Une levée de fonds grand public pour structurer une filière
La Filature Colbert, installée à Camarès et dédiée à la valorisation de la laine de brebis, a ouvert début juillet son capital au grand public via la plateforme Baltis. L'objectif annoncé est une collecte de 350 000 €, accessible à partir de 100 € par souscripteur. La démarche vise à renforcer la trésorerie de la structure pour faire face aux contraintes de mise en marché et accélérer la montée en puissance commerciale et administrative.
Portée depuis 2019 et inaugurée officiellement en 2023, la filature se situe au cœur d'un projet qui remonte à plus d'une décennie et rassemble plusieurs partenaires locaux et financiers : Jean-Pierre Romiguier (créateur du Sac du Berger), le Crédit Agricole, l'association des éleveurs de Roquefort AOP (APLBR) et Jean-Philippe Lignon, actuel dirigeant de la filature.
"Cette levée de fonds, ouverte à tous, du gros investisseur au particulier, vise à accélérer notre développement de la partie commerciale et administrative. Cela devrait nous permettre d’avoir plus de trésorerie et donc de faire face à l’inertie inhérente à notre activité, consolider nos clients réguliers et récurrents comme certaines collectivités", explique Jean-Philippe Lignon.
Un modèle de revalorisation locale de la matière première
La Filature Colbert veut redonner de la valeur à une matière première abondante localement : les brebis lacaune, tondues une fois par an, produisent entre 800 g et 1 kg de laine chacune. L'entreprise transforme cette laine pour en faire notamment du paillage et des isolants, ciblant des marchés où l'origine et la circularité sont des arguments de vente.
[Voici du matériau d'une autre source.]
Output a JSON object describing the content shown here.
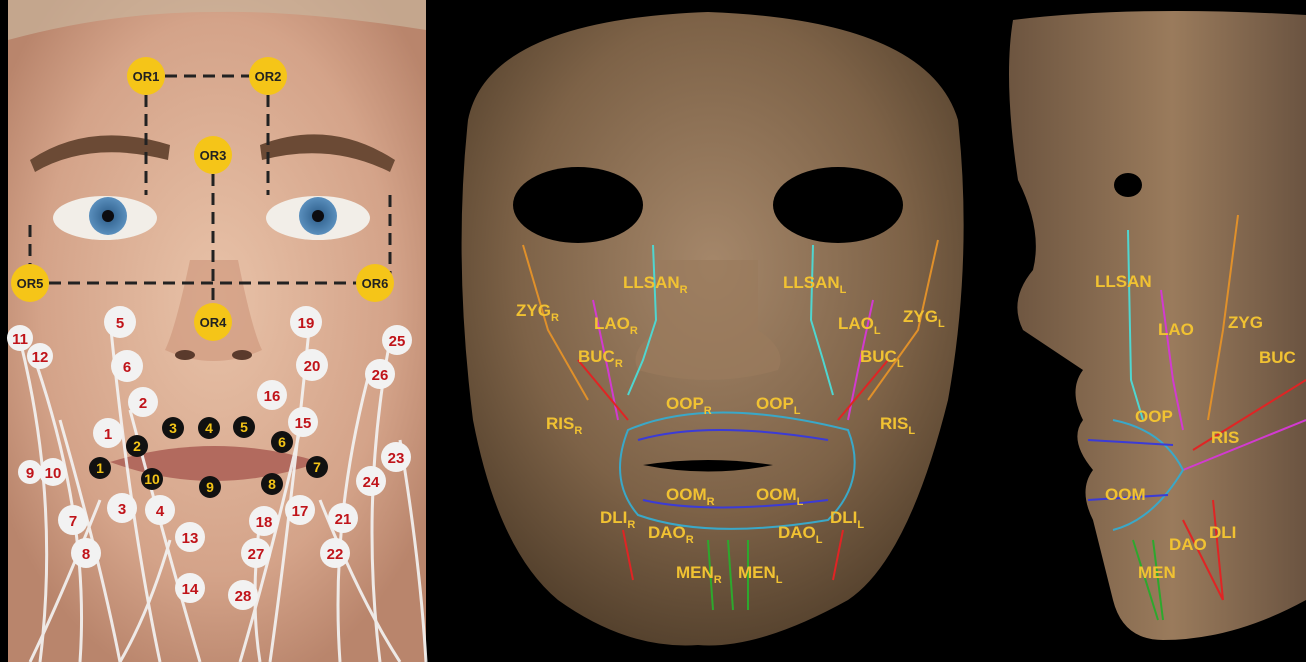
{
  "colors": {
    "orange_marker": "#f5c518",
    "label_yellow": "#f1c232",
    "electrode_number": "#c0141a",
    "mask_skin": "#8a6d4c",
    "llsan": "#4fd6d0",
    "zyg": "#e0902a",
    "lao": "#d23ad0",
    "buc": "#e02424",
    "oop": "#3aa8c8",
    "oom": "#3b3bd6",
    "men": "#2da82d"
  },
  "photo": {
    "or_markers": [
      "OR1",
      "OR2",
      "OR3",
      "OR4",
      "OR5",
      "OR6"
    ],
    "red_electrodes": [
      "5",
      "6",
      "2",
      "1",
      "3",
      "4",
      "7",
      "8",
      "9",
      "10",
      "11",
      "12",
      "13",
      "14",
      "15",
      "16",
      "17",
      "18",
      "19",
      "20",
      "21",
      "22",
      "23",
      "24",
      "25",
      "26",
      "27",
      "28"
    ],
    "black_electrodes": [
      "1",
      "2",
      "3",
      "4",
      "5",
      "6",
      "7",
      "8",
      "9",
      "10"
    ]
  },
  "front": {
    "labels": {
      "llsan_r": {
        "main": "LLSAN",
        "sub": "R"
      },
      "llsan_l": {
        "main": "LLSAN",
        "sub": "L"
      },
      "zyg_r": {
        "main": "ZYG",
        "sub": "R"
      },
      "zyg_l": {
        "main": "ZYG",
        "sub": "L"
      },
      "lao_r": {
        "main": "LAO",
        "sub": "R"
      },
      "lao_l": {
        "main": "LAO",
        "sub": "L"
      },
      "buc_r": {
        "main": "BUC",
        "sub": "R"
      },
      "buc_l": {
        "main": "BUC",
        "sub": "L"
      },
      "ris_r": {
        "main": "RIS",
        "sub": "R"
      },
      "ris_l": {
        "main": "RIS",
        "sub": "L"
      },
      "oop_r": {
        "main": "OOP",
        "sub": "R"
      },
      "oop_l": {
        "main": "OOP",
        "sub": "L"
      },
      "oom_r": {
        "main": "OOM",
        "sub": "R"
      },
      "oom_l": {
        "main": "OOM",
        "sub": "L"
      },
      "dli_r": {
        "main": "DLI",
        "sub": "R"
      },
      "dli_l": {
        "main": "DLI",
        "sub": "L"
      },
      "dao_r": {
        "main": "DAO",
        "sub": "R"
      },
      "dao_l": {
        "main": "DAO",
        "sub": "L"
      },
      "men_r": {
        "main": "MEN",
        "sub": "R"
      },
      "men_l": {
        "main": "MEN",
        "sub": "L"
      }
    }
  },
  "side": {
    "labels": {
      "llsan": "LLSAN",
      "lao": "LAO",
      "zyg": "ZYG",
      "buc": "BUC",
      "oop": "OOP",
      "ris": "RIS",
      "oom": "OOM",
      "dao": "DAO",
      "dli": "DLI",
      "men": "MEN"
    }
  }
}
- Objectif de la collecte : 350 000 € via Baltis
- Ticket minimum : 100 €
- Implantation : Camarès (inauguration officielle en 2023)
- Partenaires fondateurs : Sac du Berger, Crédit Agricole, APLBR, direction actuelle
Enjeux techniques et commerciaux
Le texte met en avant plusieurs chantiers critiques pour la filière : la gestion du lavage de la laine, la création de débouchés réguliers (collectivités, clients récurrents) et la constitution d'un modèle économique capable d'absorber l'inertie industrielle. Le recours au financement participatif traduit une volonté d'associer des citoyens et des acteurs locaux au montage financier, tout en apportant une marge de manœuvre sur la trésorerie. La somme visée reste modeste mais symbolique : elle doit permettre d'industrialiser des étapes commerciales et administratives pour sécuriser les premiers contrats.
Conséquences pour les éleveurs et la filière
En revalorisant la laine — jadis souvent considérée comme un sous-produit peu rentable — la filature vise à apporter un complément de revenu aux éleveurs et à initier une relance « modeste » d'une filière lainière française. Le projet s'appuie sur des cheptels locaux (lacaune) et sur des partenariats qui mêlent acteurs privés et professionnels agricoles (APLBR). Si la levée atteint son objectif, elle pourrait permettre de consolider des relations commerciales avec des collectivités et des clients réguliers, condition nécessaire pour transformer une initiative locale en chaîne de valeur durable.
Points de vigilance
Plusieurs éléments restent à suivre : l'issue de la collecte publique, l'évolution des coûts de transformation (notamment du lavage), et la capacité de la filature à signer des contrats récurrents permettant de stabiliser le chiffre d'affaires. La trajectoire de croissance dépendra aussi de la montée en gamme des produits finis et de leur acceptation sur des marchés parfois sensibles au prix par rapport aux solutions conventionnelles.
| Élément | Données |
|---|---|
| Montant visé | 350 000 € |
| Ticket minimum | 100 € |
| Production par brebis | 800 g–1 kg de laine/an |
| Année d'implantation | 2019 (inauguration 2023) |
La levée de fonds de la Filature Colbert est un exemple concret de finance participative mobilisée pour soutenir la relocalisation et la structuration d'une filière matérielle. À court terme, l'opération vise à améliorer la trésorerie et la capacité commerciale ; à moyen terme, elle pourrait contribuer à redonner une valeur économique aux laines locales et à renforcer l'autonomie de filières industrielles en France.